Tussen de elf aardappelprovincies (Utrecht telt 35 hectare aardappelen) zijn er relatief kleine verschuivingen zichtbaar. Met 18.900 hectare in Noord-Brabant en 14.870 hectare in Zeeland zijn dat absoluut de grootste consumptieprovincies. Deze twee hebben 44% van het landelijk areaal in handen. Flevoland volgt met 9.220 hectare op gepaste afstand.
Kwart minder aardappelen in Drenthe
Procentueel gezien laat Noord-Holland de grootste uitschieter naar boven zien. Het areaal is met 5% toegenomen, wat goed is voor 130 hectare op een totaal van 2.913 hectare. Opvallender is de uitschieter naar beneden: in Drenthe. Daar krimpt het areaal met bijna een kwart, tot 3.400 hectare. Een jaar geleden was dat 4.476 hectare.
Dat Noordoost-Nederland een groeiregio voor de consumptieteelt is, dat is niks nieuws. Al komt dat er in de areaalcijfers niet echt uit want, die pingpongen alle kanten op. Tien jaar geleden maakte het areaal een sprongetje en in 2017 nog een keer, om daarna wat te schommelen. In 2022 was sprake van een uitschieter en het op een na grootste areaal sinds 2018.
Volgens insiders is deze opmerkelijke verschuiving te wijten aan de 'oogstdeadline' die vooralsnog op 1 oktober staat. Telers zouden hun consumptieaardappelen als zetmeel aanmelden omdat – in tegenstelling tot de consumptieteelt – de zetmeelaardappelen wél later gerooid mogen worden zonder een stikstofkorting op te lopen in het seizoen erna.

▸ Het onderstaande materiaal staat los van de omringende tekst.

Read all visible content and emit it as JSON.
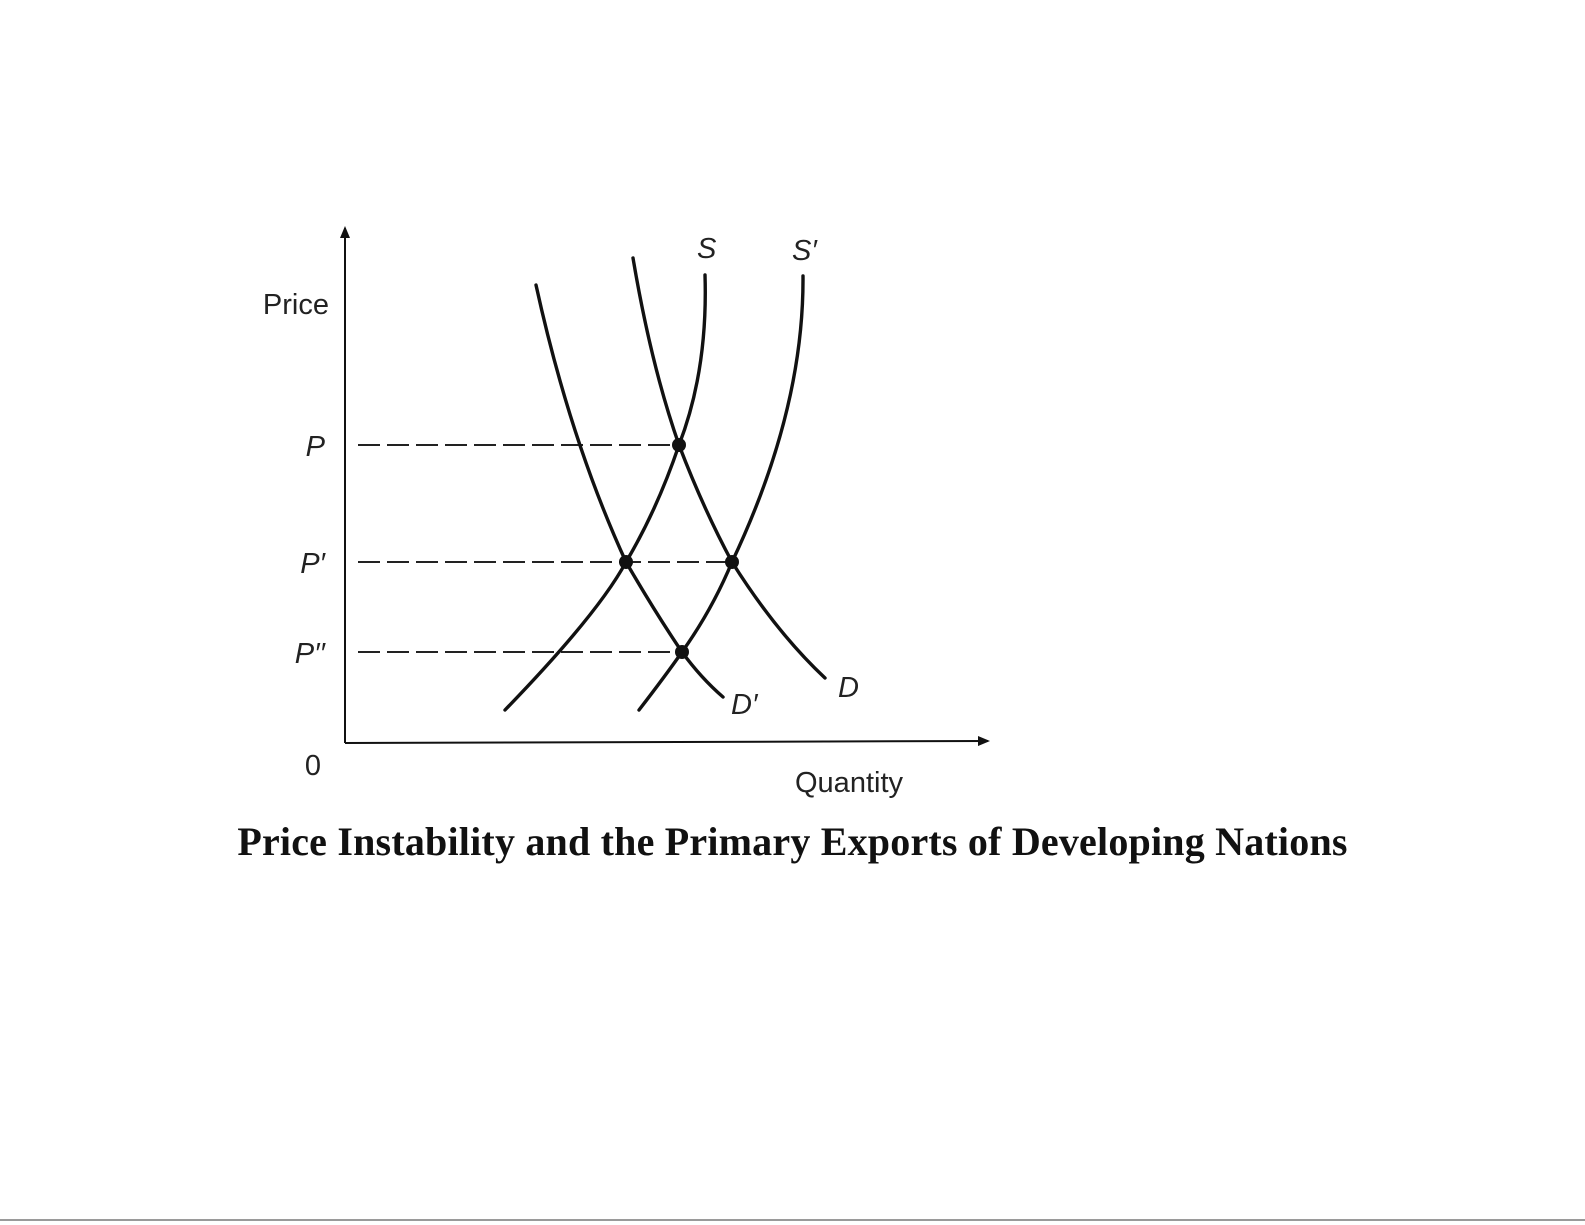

Areaal zetmeel daalt gestaag
Het areaal zetmeelaardappelen in de provincie krimpt inderdaad, maar met slechts één procent tot 21.000 hectare. Dat is overigens het kleinste areaal in de recente historie. Tien jaar geleden werd nog 2.500 hectare meer zetmeelpiepers verbouwd. De cijfers beamen niet het verhaal dat de consumptieteelt op papier omgekat is.

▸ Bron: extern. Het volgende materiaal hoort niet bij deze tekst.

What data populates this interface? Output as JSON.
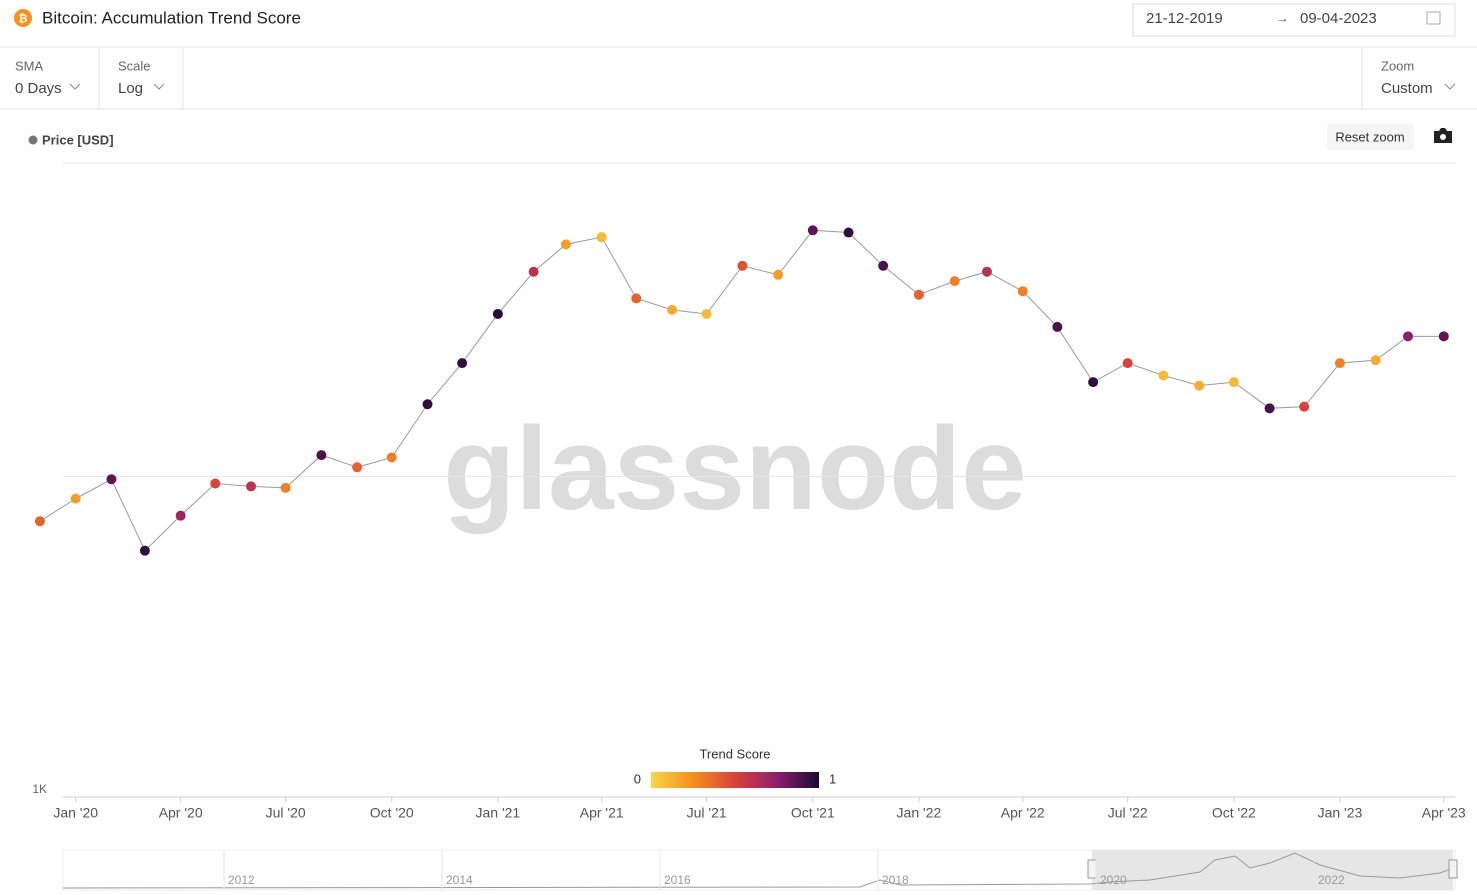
{
  "header": {
    "title": "Bitcoin: Accumulation Trend Score",
    "date_from": "21-12-2019",
    "date_to": "09-04-2023"
  },
  "controls": [
    {
      "label": "SMA",
      "value": "0 Days"
    },
    {
      "label": "Scale",
      "value": "Log"
    },
    {
      "label": "Zoom",
      "value": "Custom"
    }
  ],
  "toolbar": {
    "reset_zoom": "Reset zoom"
  },
  "watermark": "glassnode",
  "chart_data": {
    "type": "scatter",
    "log_scale": true,
    "grid": true,
    "x": [
      "2019-12",
      "2020-01",
      "2020-02",
      "2020-03",
      "2020-04",
      "2020-05",
      "2020-06",
      "2020-07",
      "2020-08",
      "2020-09",
      "2020-10",
      "2020-11",
      "2020-12",
      "2021-01",
      "2021-02",
      "2021-03",
      "2021-04",
      "2021-05",
      "2021-06",
      "2021-07",
      "2021-08",
      "2021-09",
      "2021-10",
      "2021-11",
      "2021-12",
      "2022-01",
      "2022-02",
      "2022-03",
      "2022-04",
      "2022-05",
      "2022-06",
      "2022-07",
      "2022-08",
      "2022-09",
      "2022-10",
      "2022-11",
      "2022-12",
      "2023-01",
      "2023-02",
      "2023-03",
      "2023-04"
    ],
    "series": [
      {
        "name": "Price [USD]",
        "line_color": "#9a9a9a",
        "values": [
          7200,
          8500,
          9800,
          5800,
          7500,
          9500,
          9300,
          9200,
          11700,
          10700,
          11500,
          17000,
          23000,
          33000,
          45000,
          55000,
          58000,
          37000,
          34000,
          33000,
          47000,
          44000,
          61000,
          60000,
          47000,
          38000,
          42000,
          45000,
          39000,
          30000,
          20000,
          23000,
          21000,
          19500,
          20000,
          16500,
          16700,
          23000,
          23500,
          28000,
          28000
        ],
        "scores": [
          0.4,
          0.2,
          0.85,
          0.95,
          0.7,
          0.5,
          0.6,
          0.3,
          0.9,
          0.4,
          0.3,
          0.95,
          0.95,
          0.98,
          0.6,
          0.2,
          0.1,
          0.4,
          0.15,
          0.1,
          0.45,
          0.2,
          0.85,
          0.95,
          0.9,
          0.4,
          0.3,
          0.6,
          0.3,
          0.9,
          0.95,
          0.5,
          0.1,
          0.15,
          0.1,
          0.9,
          0.5,
          0.3,
          0.15,
          0.75,
          0.85
        ]
      }
    ],
    "xlim": [
      "2019-12-21",
      "2023-04-09"
    ],
    "xticks": [
      {
        "value": "2020-01",
        "label": "Jan '20"
      },
      {
        "value": "2020-04",
        "label": "Apr '20"
      },
      {
        "value": "2020-07",
        "label": "Jul '20"
      },
      {
        "value": "2020-10",
        "label": "Oct '20"
      },
      {
        "value": "2021-01",
        "label": "Jan '21"
      },
      {
        "value": "2021-04",
        "label": "Apr '21"
      },
      {
        "value": "2021-07",
        "label": "Jul '21"
      },
      {
        "value": "2021-10",
        "label": "Oct '21"
      },
      {
        "value": "2022-01",
        "label": "Jan '22"
      },
      {
        "value": "2022-04",
        "label": "Apr '22"
      },
      {
        "value": "2022-07",
        "label": "Jul '22"
      },
      {
        "value": "2022-10",
        "label": "Oct '22"
      },
      {
        "value": "2023-01",
        "label": "Jan '23"
      },
      {
        "value": "2023-04",
        "label": "Apr '23"
      }
    ],
    "ylim": [
      1000,
      100000
    ],
    "yticks": [
      {
        "value": 1000,
        "label": "1K"
      },
      {
        "value": 10000,
        "label": null
      },
      {
        "value": 100000,
        "label": null
      }
    ],
    "colorbar_title": "Trend Score",
    "colorbar_range": [
      0,
      1
    ],
    "colorscale": [
      "#f7d64a",
      "#f4901e",
      "#d8433a",
      "#8e1e6e",
      "#1a0a33"
    ],
    "navigator_labels": [
      "2012",
      "2014",
      "2016",
      "2018",
      "2020",
      "2022"
    ]
  }
}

In Groningen is een vergelijkbaar beeld te zien, maar dan in een afgezakte vorm. De aardappelteelt met consumptiebestemming krimpt daar 7% tot 1.625 hectare. Dat is ruim 600 hectare minder dan in 2022 en een derde minder dan het vijfjarig gemiddelde. Ook hier is het niet de zetmeelteelt die hectares bijgeplust krijgt. Die daalt namelijk met 2% tot 14.272 hectare.
Keuze voor uien
Waarmee worden die aardappelhectares dan wel beteeld? Deels kan het antwoord gezocht worden in de uienteelt, waarover in een latere analyse meer. In de cijfers van Boer&Bunder is te zien dat ook meer graan in de twee noordoostelijke provincies wordt verbouwd.
Nog even terug naar de grote provincies qua consumptieteelt. Hier neemt de teelt iets toe. Zo wordt in Noord-Brabant 363 hectare meer geteeld dit jaar. Flevoland staat met 243 hectare op twee. Naast Drenthe en Groningen krimpt ook in Zuid-Holland en Overijssel de teelt, met ieder 330 hectare.
22.000 hectare minder gewassen
Een afname van de teelt is niet altijd te herleiden naar een alternatief gewas. De toename van bufferstroken, niet-productieve landbouwgrond, braak of groene braak. Het zorgt overal in Nederland voor een afname van de netto beteelde oppervlakte. Tel je de oppervlakte van de negentien grootste gewassen bij elkaar op, dan kom je dit jaar op 1,65 miljoen hectare tegenover 1,67 miljoen hectare vorig jaar. Een afname van bijna 22.000 hectare. Dat is natuurlijk niet allemaal aan bufferstroken en braakranden toe te wijten, maar ook het onttrekken van grond aan de landbouw.